Wound irrigation devices are available wherein the above-described refilling problems are addressed. Such devices provide a syringe that is linked to an IV bag via a tube, usually 6' long. A valve fitted to the syringe allows irrigant from the IV bag to be drawn into the syringe upon extension of the plunger and expelled upon compression of the plunger. A spring is usually employed to assist in extending the plunger and a splashshield may be fitted to the syringe.
A number of shortcomings nonetheless become apparent upon using such devices, all a direct result of the saline solution being supplied from an IV bag.
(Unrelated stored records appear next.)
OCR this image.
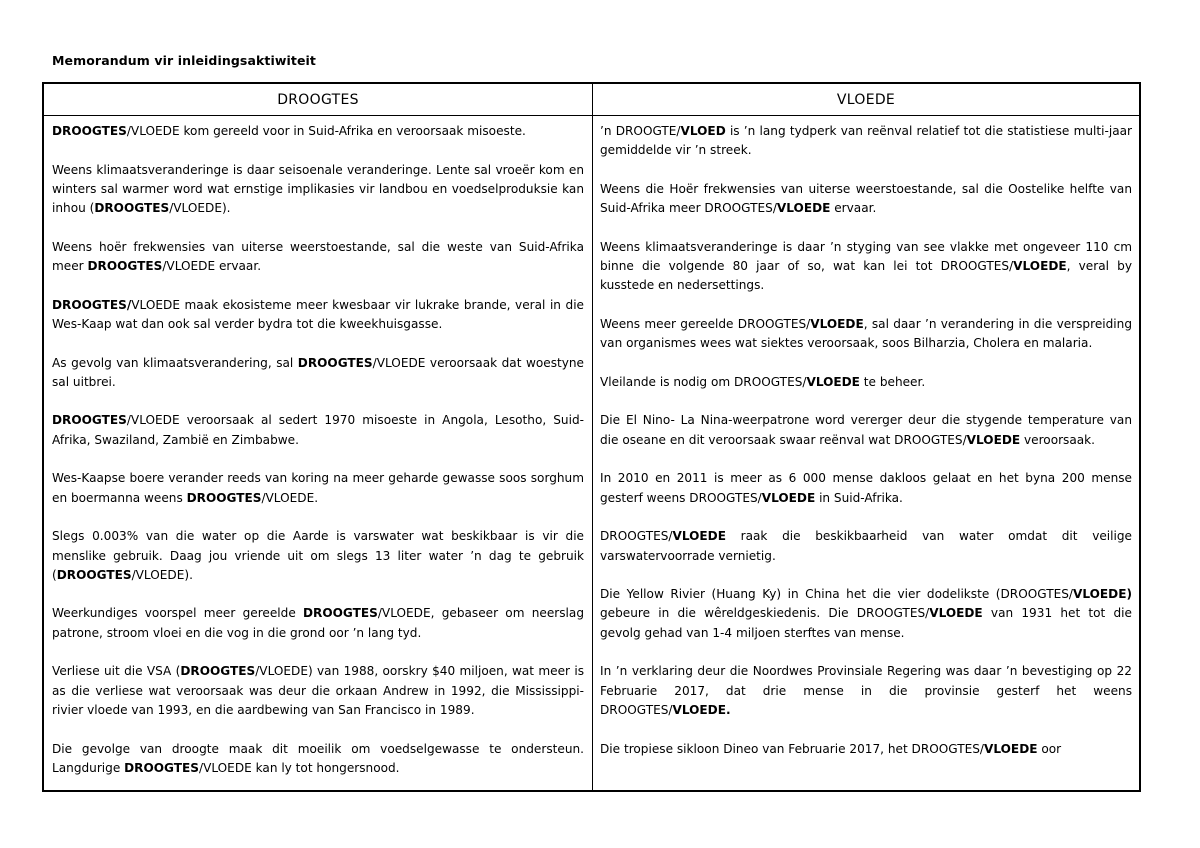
Memorandum vir inleidingsaktiwiteit
DROOGTES	VLOEDE

DROOGTES/VLOEDE kom gereeld voor in Suid-Afrika en veroorsaak misoeste.

Weens klimaatsveranderinge is daar seisoenale veranderinge. Lente sal vroeër kom en winters sal warmer word wat ernstige implikasies vir landbou en voedselproduksie kan inhou (DROOGTES/VLOEDE).

Weens hoër frekwensies van uiterse weerstoestande, sal die weste van Suid-Afrika meer DROOGTES/VLOEDE ervaar.

DROOGTES/VLOEDE maak ekosisteme meer kwesbaar vir lukrake brande, veral in die Wes-Kaap wat dan ook sal verder bydra tot die kweekhuisgasse.

As gevolg van klimaatsverandering, sal DROOGTES/VLOEDE veroorsaak dat woestyne sal uitbrei.

DROOGTES/VLOEDE veroorsaak al sedert 1970 misoeste in Angola, Lesotho, Suid-Afrika, Swaziland, Zambië en Zimbabwe.

Wes-Kaapse boere verander reeds van koring na meer geharde gewasse soos sorghum en boermanna weens DROOGTES/VLOEDE.

Slegs 0.003% van die water op die Aarde is varswater wat beskikbaar is vir die menslike gebruik. Daag jou vriende uit om slegs 13 liter water ’n dag te gebruik (DROOGTES/VLOEDE).

Weerkundiges voorspel meer gereelde DROOGTES/VLOEDE, gebaseer om neerslag patrone, stroom vloei en die vog in die grond oor ’n lang tyd.

Verliese uit die VSA (DROOGTES/VLOEDE) van 1988, oorskry $40 miljoen, wat meer is as die verliese wat veroorsaak was deur die orkaan Andrew in 1992, die Mississippi-rivier vloede van 1993, en die aardbewing van San Francisco in 1989.

Die gevolge van droogte maak dit moeilik om voedselgewasse te ondersteun. Langdurige DROOGTES/VLOEDE kan ly tot hongersnood.

’n DROOGTE/VLOED is ’n lang tydperk van reënval relatief tot die statistiese multi-jaar gemiddelde vir ’n streek.

Weens die Hoër frekwensies van uiterse weerstoestande, sal die Oostelike helfte van Suid-Afrika meer DROOGTES/VLOEDE ervaar.

Weens klimaatsveranderinge is daar ’n styging van see vlakke met ongeveer 110 cm binne die volgende 80 jaar of so, wat kan lei tot DROOGTES/VLOEDE, veral by kusstede en nedersettings.

Weens meer gereelde DROOGTES/VLOEDE, sal daar ’n verandering in die verspreiding van organismes wees wat siektes veroorsaak, soos Bilharzia, Cholera en malaria.

Vleilande is nodig om DROOGTES/VLOEDE te beheer.

Die El Nino- La Nina-weerpatrone word vererger deur die stygende temperature van die oseane en dit veroorsaak swaar reënval wat DROOGTES/VLOEDE veroorsaak.

In 2010 en 2011 is meer as 6 000 mense dakloos gelaat en het byna 200 mense gesterf weens DROOGTES/VLOEDE in Suid-Afrika.

DROOGTES/VLOEDE raak die beskikbaarheid van water omdat dit veilige varswatervoorrade vernietig.

Die Yellow Rivier (Huang Ky) in China het die vier dodelikste (DROOGTES/VLOEDE) gebeure in die wêreldgeskiedenis. Die DROOGTES/VLOEDE van 1931 het tot die gevolg gehad van 1-4 miljoen sterftes van mense.

In ’n verklaring deur die Noordwes Provinsiale Regering was daar ’n bevestiging op 22 Februarie 2017, dat drie mense in die provinsie gesterf het weens DROOGTES/VLOEDE.

Die tropiese sikloon Dineo van Februarie 2017, het DROOGTES/VLOEDE oor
Because both the syringe as well as the 6' of tubing extending to the IV bag are initially empty, the system must first be primed with irrigant solution which requires the repeated extension and retractions of the plunger before a wound can be irrigated. Another disadvantage of this method of wound irrigation results from the length of flexible tubing suspended between the syringe and the IV bag containing the irrigant solution . It will be appreciated that the length of flexible tubing, extending from the IV bag to the syringe limits the user's range of motion during wound irrigation and is awkwardly present in the injured area. When the IV bag is located in close proximity to the irrigation site, the excess length of tubing becomes a potential distraction to the irrigator. As the irrigator moves relative to patient and as the syringe is repositioned about the wound site, attention must be given to any excess length of tubing to ensure that it remains clear of the treatment area. Furthermore, the length of tubing through which the irrigant must be drawn each time the syringe is filled also poses a substantial resistance to flow which not only requires a substantial effort to be expended but significantly retards the rate of flow and thereby slows down the whole process. Increasing the force provided by an assist spring is of limited value as such force must then be overcome when the plunger is compressed. Finally, because an IV bag cannot re resealed once accessed, its entire contents must be used or discarded. The need for only a few hundred cc's of irrigant would therefore result in a substantial amount of waste. Saline solution supplied in IV bags is also more expensive than when supplied in bottles.
Thus, there exists a need for a wound irrigation device that enables substantial volumes of irrigant solution to be directed at a wound as quickly as possible with minimal effort, inconvenience, and expense.